Witness the 2008 Olympics in Beijing. Some 280 billion yuan (29.8 billion euros) was spent on infrastructure costs alone. English signs were finally put up, transport improved and purpose-built buildings such as the Bird's Nest have become iconic in a span of two years. Expats who lived in Beijing prior might suddenly feel like they've transitioned from the "wild west" of China to a place where they can now easily get Merlot from Australia, Jamon Iberico from Spain and Brie from France.

Not one to watch its rival take all the glory, Shanghai upped the ante by hosting the World Expo in 2010. Actual event aside (it brought 73 millions visitors), the public transport and infrastructure have been completely upgraded. What does it all mean? As a writer, and more importantly, as a traveler, the one word that can accurately describe it all is "possibility". Plenty of it.
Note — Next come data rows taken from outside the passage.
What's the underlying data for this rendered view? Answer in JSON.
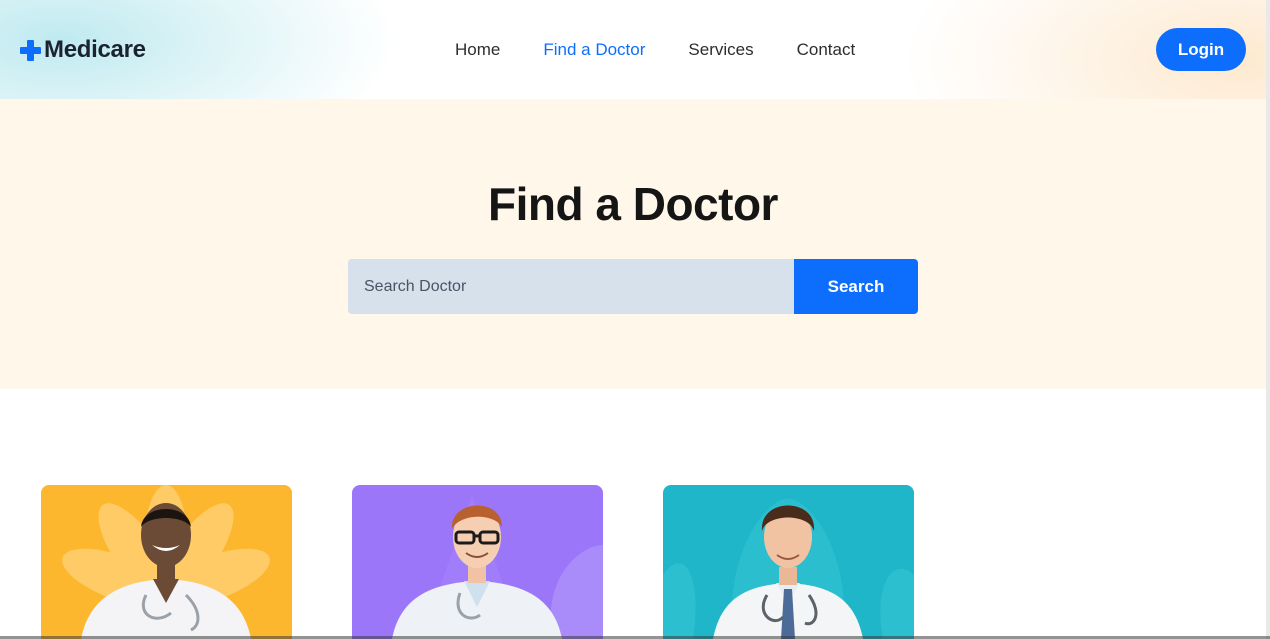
{
  "header": {
    "logo_text": "Medicare",
    "nav": [
      {
        "label": "Home",
        "active": false
      },
      {
        "label": "Find a Doctor",
        "active": true
      },
      {
        "label": "Services",
        "active": false
      },
      {
        "label": "Contact",
        "active": false
      }
    ],
    "login_label": "Login"
  },
  "hero": {
    "title": "Find a Doctor",
    "search": {
      "placeholder": "Search Doctor",
      "value": "",
      "button_label": "Search"
    }
  },
  "doctors": [
    {
      "card_color": "#fdb72f",
      "image": "doctor-photo"
    },
    {
      "card_color": "#9b76f9",
      "image": "doctor-photo"
    },
    {
      "card_color": "#1eb6c8",
      "image": "doctor-photo"
    }
  ],
  "colors": {
    "accent": "#0d6efd",
    "hero_background": "#fff7e9",
    "search_field": "#d7e1ec"
  }
}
For the visitor to China today, everything is possible. Gone are the horror stories of toilets with no doors (OK, they still exist in some remote areas), or trains that don't run on time - if they even run at all. The D-class trains that run through China are fast, efficient and comfortable. The recently opened Beijing to Shanghai high-speed train now means that one can travel 1,318 km between the cities in under five hours. Or consider the Beijing to Lhasa train, the highest railway in the world. The 48-hour journey goes across the Tanggula Pass at over 5,000m. The journey itself offers a peek at the local Chinese way of travel: carriages turn into communal spaces.

I could start rattling off a hit list of "best of" China sights, but would need double the column space to even scratch the surface. Suffice to say as a travel writer, I know that I've already gotten my next pitch ready. There are over 20 provinces I have yet to see.

The author is Lonely Planet's Asia-Pacific Travel Editor.